In the eyes of some, Rhodes — who, until December, led TD’s Canadian personal banking operations — was the succession plan. He left TD to become CEO at Discover — just before Capital One said it would buy the struggling card network. On an investor call last month, Rhodes said he anticipates assuming an advisory role for a year after that deal closes. Capital One has said it estimates the deal to wrap at the end of this year or early next. Such a timeline would keep Rhodes from returning to TD if Masrani aims to leave in the short term.

Look at the Morgans

Not that age 67 should raise urgency. One need only look at the developing U.S. presidential race and assume 67 is the new 50.

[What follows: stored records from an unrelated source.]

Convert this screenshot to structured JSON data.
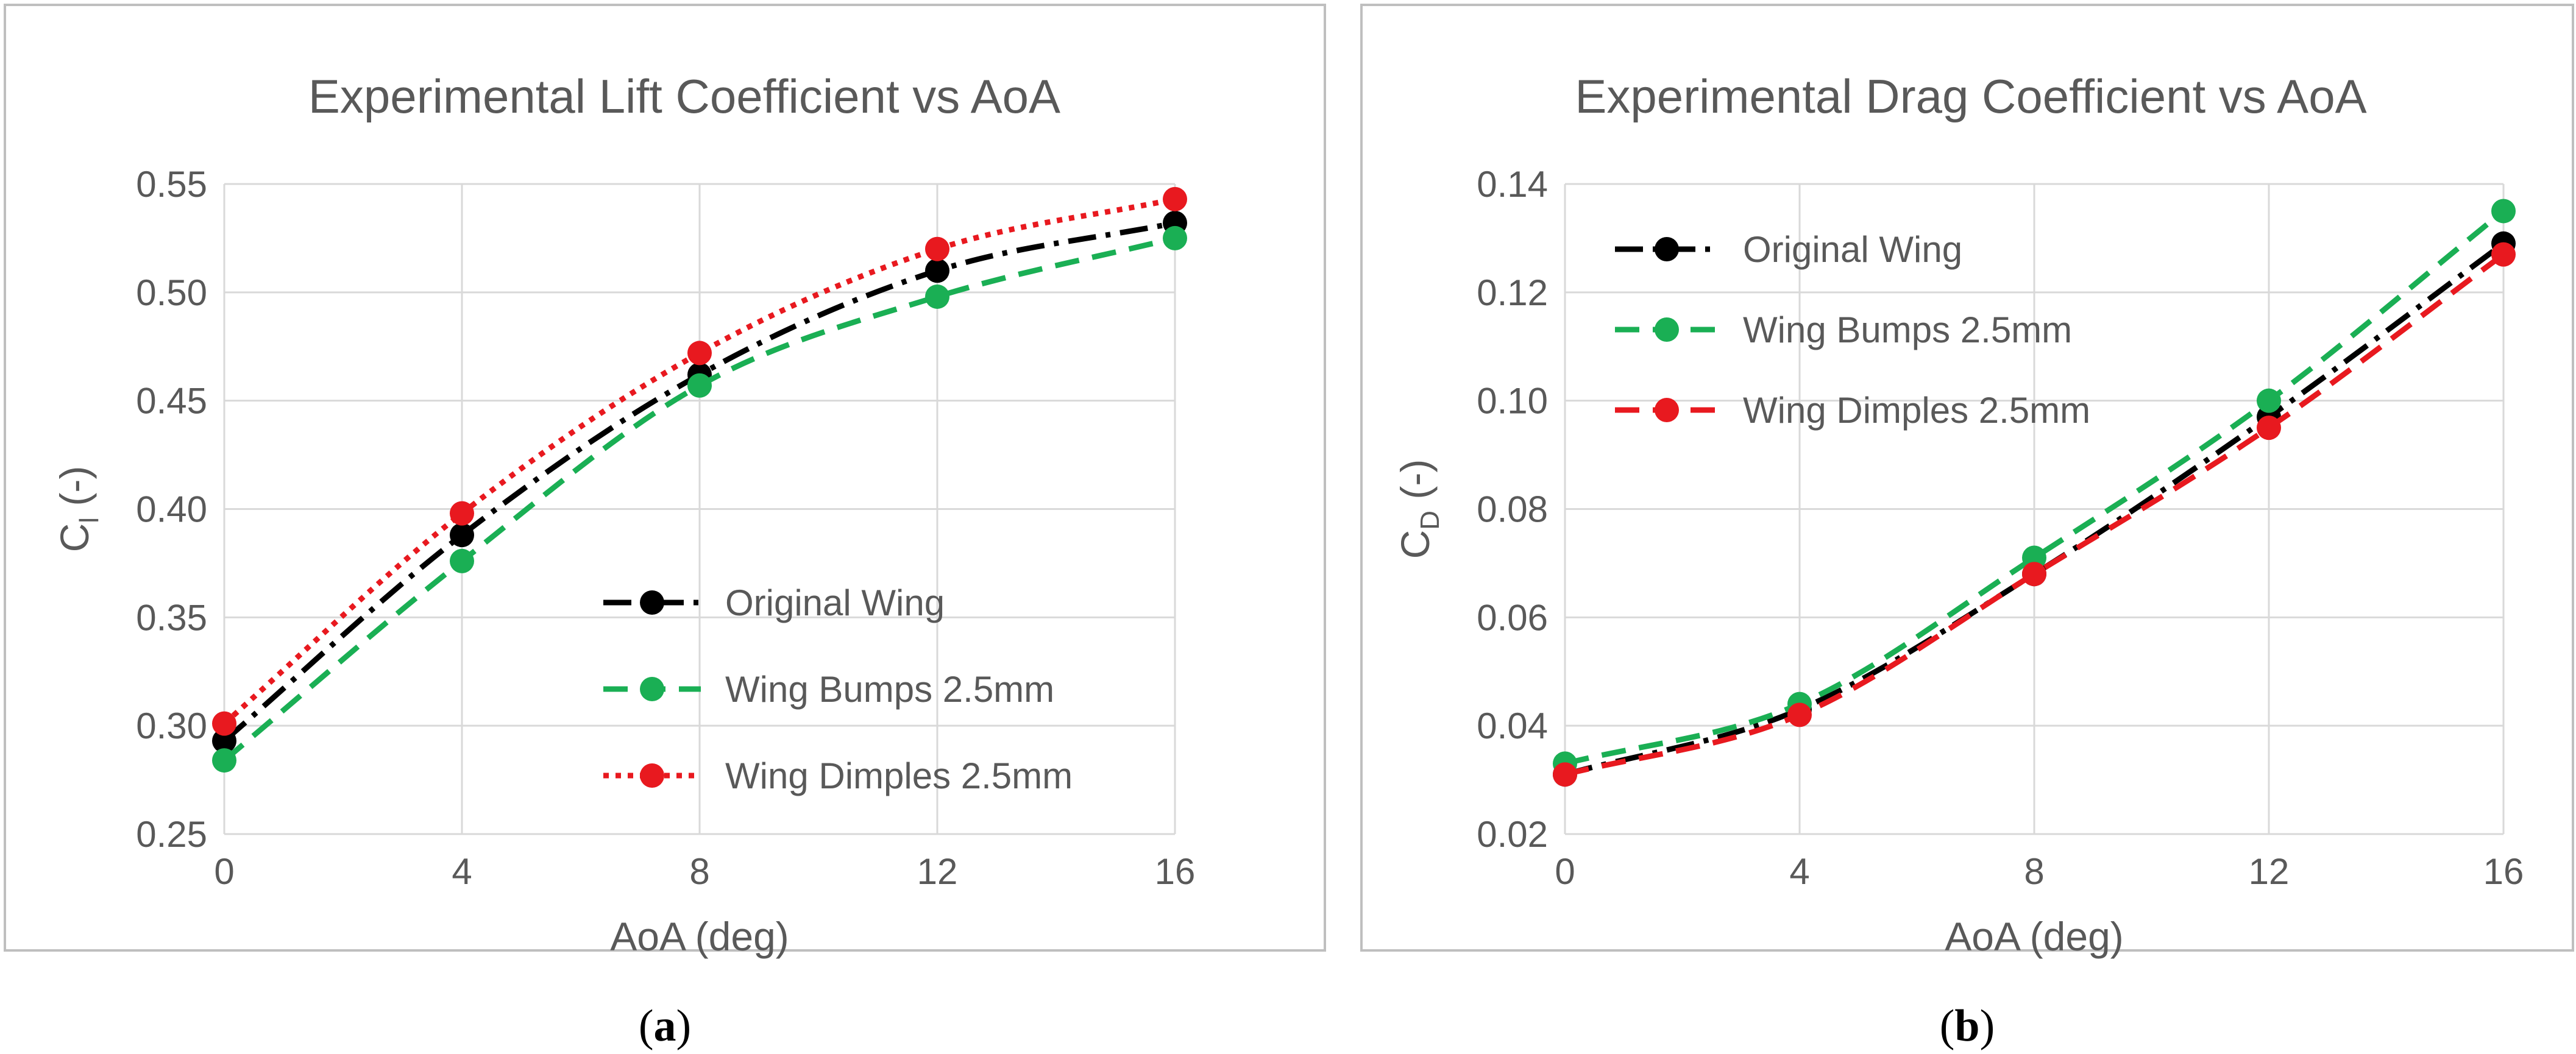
{
  "chart_data": [
    {
      "type": "line",
      "title": "Experimental Lift Coefficient vs AoA",
      "xlabel": "AoA (deg)",
      "ylabel": {
        "main": "C",
        "sub": "l",
        "suffix": " (-)"
      },
      "x": [
        0,
        4,
        8,
        12,
        16
      ],
      "xlim": [
        0,
        16
      ],
      "ylim": [
        0.25,
        0.55
      ],
      "xticks": [
        "0",
        "4",
        "8",
        "12",
        "16"
      ],
      "yticks": [
        "0.25",
        "0.30",
        "0.35",
        "0.40",
        "0.45",
        "0.50",
        "0.55"
      ],
      "grid": true,
      "legend_position": "bottom-right",
      "caption": {
        "open": "(",
        "letter": "a",
        "close": ")"
      },
      "series": [
        {
          "name": "Original Wing",
          "values": [
            0.293,
            0.388,
            0.462,
            0.51,
            0.532
          ],
          "color": "#000000",
          "dash": "dashdot"
        },
        {
          "name": "Wing Bumps 2.5mm",
          "values": [
            0.284,
            0.376,
            0.457,
            0.498,
            0.525
          ],
          "color": "#1aaf54",
          "dash": "dash"
        },
        {
          "name": "Wing Dimples 2.5mm",
          "values": [
            0.301,
            0.398,
            0.472,
            0.52,
            0.543
          ],
          "color": "#e8191f",
          "dash": "dot"
        }
      ]
    },
    {
      "type": "line",
      "title": "Experimental Drag Coefficient vs AoA",
      "xlabel": "AoA (deg)",
      "ylabel": {
        "main": "C",
        "sub": "D",
        "suffix": " (-)"
      },
      "x": [
        0,
        4,
        8,
        12,
        16
      ],
      "xlim": [
        0,
        16
      ],
      "ylim": [
        0.02,
        0.14
      ],
      "xticks": [
        "0",
        "4",
        "8",
        "12",
        "16"
      ],
      "yticks": [
        "0.02",
        "0.04",
        "0.06",
        "0.08",
        "0.10",
        "0.12",
        "0.14"
      ],
      "grid": true,
      "legend_position": "top-left",
      "caption": {
        "open": "(",
        "letter": "b",
        "close": ")"
      },
      "series": [
        {
          "name": "Original Wing",
          "values": [
            0.031,
            0.043,
            0.068,
            0.097,
            0.129
          ],
          "color": "#000000",
          "dash": "dashdot"
        },
        {
          "name": "Wing Bumps 2.5mm",
          "values": [
            0.033,
            0.044,
            0.071,
            0.1,
            0.135
          ],
          "color": "#1aaf54",
          "dash": "dash"
        },
        {
          "name": "Wing Dimples 2.5mm",
          "values": [
            0.031,
            0.042,
            0.068,
            0.095,
            0.127
          ],
          "color": "#e8191f",
          "dash": "dash"
        }
      ]
    }
  ]
}
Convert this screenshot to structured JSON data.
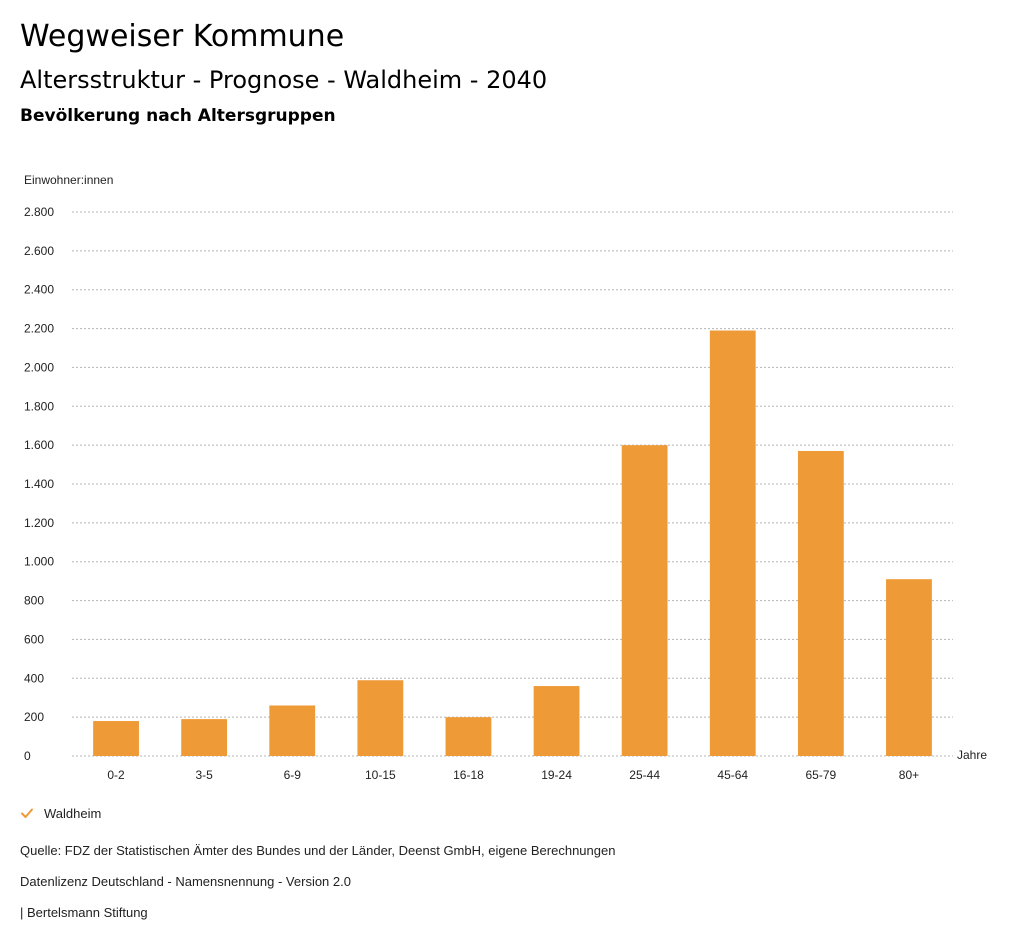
{
  "header": {
    "title": "Wegweiser Kommune",
    "subtitle": "Altersstruktur - Prognose - Waldheim - 2040",
    "chart_heading": "Bevölkerung nach Altersgruppen"
  },
  "colors": {
    "bar": "#ee9a37",
    "grid": "#b5b5b5",
    "text": "#222222"
  },
  "chart_data": {
    "type": "bar",
    "title": "Bevölkerung nach Altersgruppen",
    "ylabel": "Einwohner:innen",
    "xlabel": "Jahre",
    "categories": [
      "0-2",
      "3-5",
      "6-9",
      "10-15",
      "16-18",
      "19-24",
      "25-44",
      "45-64",
      "65-79",
      "80+"
    ],
    "series": [
      {
        "name": "Waldheim",
        "values": [
          180,
          190,
          260,
          390,
          200,
          360,
          1600,
          2190,
          1570,
          910
        ]
      }
    ],
    "ylim": [
      0,
      2800
    ],
    "yticks": [
      0,
      200,
      400,
      600,
      800,
      1000,
      1200,
      1400,
      1600,
      1800,
      2000,
      2200,
      2400,
      2600,
      2800
    ],
    "ytick_labels": [
      "0",
      "200",
      "400",
      "600",
      "800",
      "1.000",
      "1.200",
      "1.400",
      "1.600",
      "1.800",
      "2.000",
      "2.200",
      "2.400",
      "2.600",
      "2.800"
    ],
    "grid": true,
    "legend_position": "bottom-left"
  },
  "legend": {
    "items": [
      {
        "label": "Waldheim",
        "icon": "check-icon"
      }
    ]
  },
  "footer": {
    "source": "Quelle: FDZ der Statistischen Ämter des Bundes und der Länder, Deenst GmbH, eigene Berechnungen",
    "license": "Datenlizenz Deutschland - Namensnennung - Version 2.0",
    "brand": "| Bertelsmann Stiftung"
  }
}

On succession, TD may want to take a page not from Citi or Wells but from JPMorgan Chase. When analysts would ask that bank’s CEO, Jamie Dimon, for a timeline on his retirement, he’d ritually say “five years.” Dimon, who is set to turn 68 next week, only appeared to stop doing that around 2021, when JPMorgan’s board offered him a $52 million stock award he can only access if he stays with the company until 2026 (though he also seemed to launch a succession race in 2021).

Or perhaps Masrani’s role model should be the now-executive chair of the “other” Morgan: Morgan Stanley.

James Gorman, who stepped down as CEO at the transition of the year, set in motion a succession race around the same time as Dimon and, when an analyst asked him the following spring if he would retire soon, he said, “‘Soon’ is the operative word, and the answer to that is no. … But retire we all must do eventually, or die in our seats, which I have no intention of doing.”

Reuters noted that Masrani is the same age Ed Clark, his predecessor atop TD, was when he retired. Masrani did not give details on the bank’s “robust” bench, but among the candidates, observers must consider Leo Salom, TD’s U.S. chief — who holds the same role Masrani did when he was chosen to take the big chair in Toronto. Observers could probably also put Raymond Chun in the mix. Chun, a 32-year veteran of TD, succeeded Rhodes in leading TD’s Canadian personal banking segment.

KBW analyst Mike Rizvanovic told American Banker he expects Masrani to stay until the AML issue is resolved.

(Again, if he wanted to leave sooner rather than later, he could follow the Citi model, in which the 2020 Revlon error hastened CEO Michael Corbat’s already-planned retirement.)

TD shareholder Anthony Visano of Kingwest & Co. told Reuters he hopes the AML issue will wind up by the end of the year.

Brian Madden, chief investment officer at First Avenue Investment Counsel, told Reuters he would bet the next CEO of TD is already working there — and that that scenario would be better for continuity’s sake.

“It doesn't sound like [Masrani is] in a hurry to leave,” Madden said. “[But] I think the board will probably want to accelerate the process.”